Петр вернулся в Амстердам. Бургомистры, спрошенные о неприятных слухах из Вены, отвечали уклончиво и разговор переводили на торговые дела. Так же уклонялись они и от другого важного для московитов дела… В этом году на Урале кузнечным мастером Демидовым была найдена магнитная железная руда… Виниус писал Петру:

«…Лучше той руды быть невозможно и во всем мире не бывало, так богата, что из ста фунтов руды выходит сорок фунтов чугуна. Пожалуйста, подкучай послам, чтоб нашли железных мастеров добрых, умевших сталь делать…»

Англичане и голландцы весьма внимательно слушали разговоры про магнитную руду на Урале, но, когда дело доходило до подыскания добрых мастеров, мялись, виляли, говорили, что-де вам самим с такими заводами не справиться, съездим, посмотрим на месте, может, сами возьмемся… Железных мастеров так и не удалось нанять ни в Англии, ни в Голландии.

Ко всем тревогам прибавилась весть о стрелецком воровстве в Москве. Из Вены тайный пересыльщик написал великим послам, что-де и здесь уже знают об этом, – какой-то ксендз болтает по городу, будто в Москве бунт, князь Василий Голицын вернут из ссылки, царевна Софья возведена на престол и народ присягнул ей в верности…

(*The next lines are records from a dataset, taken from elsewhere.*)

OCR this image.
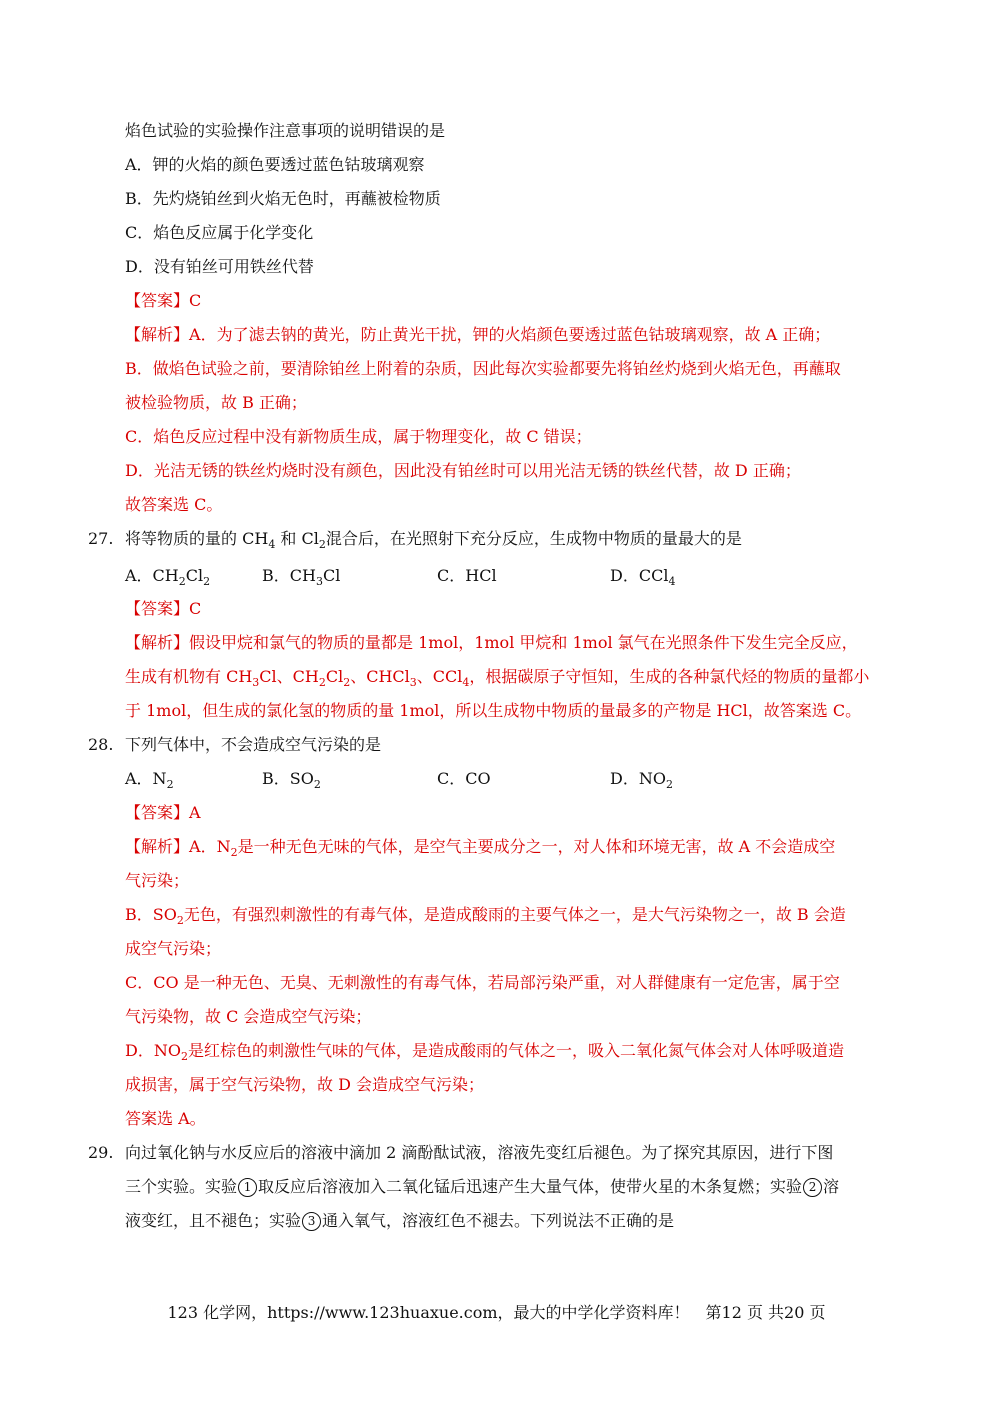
焰色试验的实验操作注意事项的说明错误的是
A．钾的火焰的颜色要透过蓝色钴玻璃观察
B．先灼烧铂丝到火焰无色时，再蘸被检物质
C．焰色反应属于化学变化
D．没有铂丝可用铁丝代替
【答案】C
【解析】A．为了滤去钠的黄光，防止黄光干扰，钾的火焰颜色要透过蓝色钴玻璃观察，故 A 正确；
B．做焰色试验之前，要清除铂丝上附着的杂质，因此每次实验都要先将铂丝灼烧到火焰无色，再蘸取
被检验物质，故 B 正确；
C．焰色反应过程中没有新物质生成，属于物理变化，故 C 错误；
D．光洁无锈的铁丝灼烧时没有颜色，因此没有铂丝时可以用光洁无锈的铁丝代替，故 D 正确；
故答案选 C。
27. 将等物质的量的 $CH_4$ 和 $Cl_2$混合后，在光照射下充分反应，生成物中物质的量最大的是
A．$CH_2Cl_2$	B．$CH_3Cl$	C．HCl	D．CCl$_4$
【答案】C
【解析】假设甲烷和氯气的物质的量都是 1mol，1mol 甲烷和 1mol 氯气在光照条件下发生完全反应，
生成有机物有 $CH_3Cl$、$CH_2Cl_2$、CHCl$_3$、CCl$_4$，根据碳原子守恒知，生成的各种氯代烃的物质的量都小
于 1mol，但生成的氯化氢的物质的量 1mol，所以生成物中物质的量最多的产物是 HCl，故答案选 C。
28. 下列气体中，不会造成空气污染的是
A．$N_2$	B．$SO_2$	C．CO	D．$NO_2$
【答案】A
【解析】A．$N_2$是一种无色无味的气体，是空气主要成分之一，对人体和环境无害，故 A 不会造成空
气污染；
B．$SO_2$无色，有强烈刺激性的有毒气体，是造成酸雨的主要气体之一，是大气污染物之一，故 B 会造
成空气污染；
C．CO 是一种无色、无臭、无刺激性的有毒气体，若局部污染严重，对人群健康有一定危害，属于空
气污染物，故 C 会造成空气污染；
D．$NO_2$是红棕色的刺激性气味的气体，是造成酸雨的气体之一，吸入二氧化氮气体会对人体呼吸道造
成损害，属于空气污染物，故 D 会造成空气污染；
答案选 A。
29. 向过氧化钠与水反应后的溶液中滴加 2 滴酚酞试液，溶液先变红后褪色。为了探究其原因，进行下图
三个实验。实验 1 取反应后溶液加入二氧化锰后迅速产生大量气体，使带火星的木条复燃；实验 2 溶
液变红，且不褪色；实验 3 通入氧气，溶液红色不褪去。下列说法不正确的是
123 化学网，https://www.123huaxue.com，最大的中学化学资料库！　第12 页 共20 页
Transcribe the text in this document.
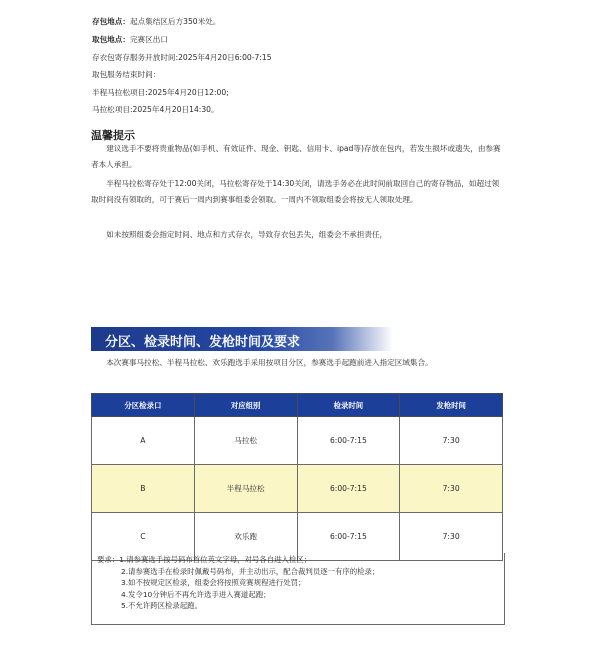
存包地点：起点集结区后方350米处。
取包地点：完赛区出口
存衣包寄存服务开放时间:2025年4月20日6:00-7:15
取包服务结束时间：
半程马拉松项目:2025年4月20日12:00;
马拉松项目:2025年4月20日14:30。
温馨提示
建议选手不要将贵重物品(如手机、有效证件、现金、钥匙、信用卡、ipad等)存放在包内，若发生损坏或遗失，由参赛者本人承担。
半程马拉松寄存处于12:00关闭，马拉松寄存处于14:30关闭，请选手务必在此时间前取回自己的寄存物品，如超过领取时间没有领取的，可于赛后一周内到赛事组委会领取。一周内不领取组委会将按无人领取处理。
如未按照组委会指定时间、地点和方式存衣，导致存衣包丢失，组委会不承担责任，
分区、检录时间、发枪时间及要求
本次赛事马拉松、半程马拉松、欢乐跑选手采用按项目分区，参赛选手起跑前进入指定区域集合。
分区检录口	对应组别	检录时间	发枪时间
A	马拉松	6:00-7:15	7:30
B	半程马拉松	6:00-7:15	7:30
C	欢乐跑	6:00-7:15	7:30
要求：1.请参赛选手按号码布首位英文字母，对号各自进入检区；
2.请参赛选手在检录时佩戴号码布，并主动出示，配合裁判员逐一有序的检录；
3.如不按规定区检录，组委会将按照竞赛规程进行处罚；
4.发令10分钟后不再允许选手进入赛道起跑；
5.不允许跨区检录起跑。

.. . . . . . . . . . . . .

«…Мин хер кениг… В письме вашем государском объявлено бунт от стрельцоф, и что вашим правительством и службою солдат усмирен. Зело радуемся. Только мне зело досадно на тебя, – для чего ты в сем деле в розыск не вступил и воров отпустил на рубеж… Бох тебя судит… Не так было говорено на загородном дворе в сенях…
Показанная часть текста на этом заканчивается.